Rodeo Renewed gets green light from local county
Phillips 66 has the green light from the local county to proceed with Rodeo Renewed, the project to transform its San Francisco Refinery in Rodeo, California, into one of the world’s largest renewable fuels plants.
The Contra Costa County Board of Supervisors voted Tuesday to approve a land-use permit for the project, which was first approved unanimously by the county’s Planning Commission in late March. The latest vote paves the way for Phillips 66 to make a final investment decision on Rodeo Renewed in the coming weeks.
“We are extremely pleased with the county’s decision on Rodeo Renewed, a project that stands to improve local air quality, preserve family-wage jobs and help California meet its climate goals,” Phillips 66 San Francisco Refinery Vice President Rich Harbison said. “We thank the Planning Commission and Board of Supervisors for their due diligence, and we also extend our sincere gratitude to our employees and contractors, local labor unions, community leaders, businesses and neighbors for supporting our vision for Rodeo.”
Refinery employees and contractors celebrated the occasion Wednesday morning by raising the Rodeo Renewed and 76® Renewable Diesel flags outside Rodeo’s administrative building, where Harbison again thanked them for their support for the project and steadfast commitment to operating excellence.
Rodeo staff worked tirelessly over the past 20 months to engage with neighbors, community leaders and other key stakeholders, hosting more than 50 virtual and in-person events to share information on the project and its benefits. The efforts resulted in more than 2,000 letters of support for Rodeo Renewed being submitted to the county ahead of the permit votes.

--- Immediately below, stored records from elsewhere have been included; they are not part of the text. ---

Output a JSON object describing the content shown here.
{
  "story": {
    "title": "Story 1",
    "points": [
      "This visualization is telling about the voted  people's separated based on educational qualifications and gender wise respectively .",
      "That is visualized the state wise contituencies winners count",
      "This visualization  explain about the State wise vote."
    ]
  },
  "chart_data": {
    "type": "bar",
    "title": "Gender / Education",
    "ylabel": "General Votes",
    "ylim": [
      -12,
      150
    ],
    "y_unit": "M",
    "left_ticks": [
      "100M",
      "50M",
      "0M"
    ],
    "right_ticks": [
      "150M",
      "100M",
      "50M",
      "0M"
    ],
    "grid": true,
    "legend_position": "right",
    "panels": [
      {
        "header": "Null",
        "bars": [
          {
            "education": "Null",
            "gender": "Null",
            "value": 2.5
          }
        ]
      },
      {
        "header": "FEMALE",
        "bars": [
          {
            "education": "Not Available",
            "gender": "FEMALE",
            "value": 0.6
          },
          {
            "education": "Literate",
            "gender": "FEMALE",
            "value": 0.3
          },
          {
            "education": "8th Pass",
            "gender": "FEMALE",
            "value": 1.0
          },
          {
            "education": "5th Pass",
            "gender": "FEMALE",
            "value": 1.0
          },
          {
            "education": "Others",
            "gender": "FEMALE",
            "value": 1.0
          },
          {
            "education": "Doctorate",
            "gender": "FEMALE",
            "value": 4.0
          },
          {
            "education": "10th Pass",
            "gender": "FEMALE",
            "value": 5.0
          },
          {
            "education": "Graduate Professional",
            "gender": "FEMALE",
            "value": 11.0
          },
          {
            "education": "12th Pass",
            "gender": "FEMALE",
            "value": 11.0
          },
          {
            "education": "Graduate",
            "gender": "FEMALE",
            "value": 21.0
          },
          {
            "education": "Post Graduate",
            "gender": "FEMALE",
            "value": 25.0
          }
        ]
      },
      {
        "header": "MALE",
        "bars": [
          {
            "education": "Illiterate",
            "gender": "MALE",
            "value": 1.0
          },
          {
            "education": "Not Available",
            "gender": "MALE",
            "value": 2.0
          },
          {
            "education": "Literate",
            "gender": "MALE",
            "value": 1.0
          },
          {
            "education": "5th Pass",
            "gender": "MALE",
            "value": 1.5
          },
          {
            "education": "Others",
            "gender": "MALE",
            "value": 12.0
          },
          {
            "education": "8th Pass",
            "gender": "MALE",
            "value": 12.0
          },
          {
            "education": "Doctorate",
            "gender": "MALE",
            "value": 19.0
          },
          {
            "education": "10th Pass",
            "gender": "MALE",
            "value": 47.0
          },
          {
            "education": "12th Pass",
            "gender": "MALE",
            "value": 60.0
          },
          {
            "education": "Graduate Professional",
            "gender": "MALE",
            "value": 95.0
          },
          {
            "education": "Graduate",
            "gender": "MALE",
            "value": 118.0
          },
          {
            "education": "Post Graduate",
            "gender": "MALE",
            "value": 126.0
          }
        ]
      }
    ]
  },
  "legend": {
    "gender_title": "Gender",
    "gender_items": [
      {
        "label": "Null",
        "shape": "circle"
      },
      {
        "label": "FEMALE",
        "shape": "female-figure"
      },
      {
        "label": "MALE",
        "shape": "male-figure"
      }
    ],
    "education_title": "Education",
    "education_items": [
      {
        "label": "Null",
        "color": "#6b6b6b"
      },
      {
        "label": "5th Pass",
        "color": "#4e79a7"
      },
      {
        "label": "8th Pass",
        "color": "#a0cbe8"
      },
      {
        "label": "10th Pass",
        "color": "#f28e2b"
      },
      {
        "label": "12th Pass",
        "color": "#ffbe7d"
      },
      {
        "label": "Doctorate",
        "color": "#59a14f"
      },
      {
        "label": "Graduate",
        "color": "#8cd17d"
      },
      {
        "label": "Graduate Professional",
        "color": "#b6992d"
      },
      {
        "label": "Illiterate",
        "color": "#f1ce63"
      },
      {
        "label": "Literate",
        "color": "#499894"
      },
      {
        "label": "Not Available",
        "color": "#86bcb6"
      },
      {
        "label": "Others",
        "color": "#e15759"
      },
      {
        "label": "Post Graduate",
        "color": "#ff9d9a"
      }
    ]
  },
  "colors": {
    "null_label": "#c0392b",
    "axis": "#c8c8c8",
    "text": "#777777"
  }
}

Phillips 66 first announced plans to pivot its Bay Area refinery away from processing crude oil and toward renewables on Aug. 12, 2020. The company filed for a land-use permit that same day with Contra Costa County, home to the refinery and the lead agency for the project under California Environmental Quality Act guidelines.
The county’s Planning Commission voted 6-0 on March 30 to approve the permit for Rodeo Renewed. The vote was appealed by project opponents, triggering a special meeting and final vote by the Board of Supervisors.
With Rodeo Renewed, Phillips 66 intends to use a variety of renewable raw materials — fats, oils and greases — to produce lower-carbon transportation fuels beginning in early 2024.
The converted facility stands to have an initial production capacity of 800 million gallons per year (50,000 barrels per day) of renewable diesel, renewable gasoline and sustainable aviation fuel.
Production of these fuels is projected to slash lifecycle carbon emissions by an estimated 65% — the equivalent of taking 1.4 million gasoline-powered cars off California roads each year. Rodeo Renewed will cut criteria pollutant emissions at the site by 50% and water use by 160 million gallons per year.
The conversion will create more than 500 construction jobs and preserve more than 650 jobs, including full-time employees and contractors. It will also help California meet both its demand for renewable and conventional transportation fuels while assisting the state in achieving its environmental goals, including carbon neutrality by 2045.
“Rodeo Renewed is the right project for California at the right time, a perfect example of what a real, just energy transition can be about,” Harbison said. “The future is now.”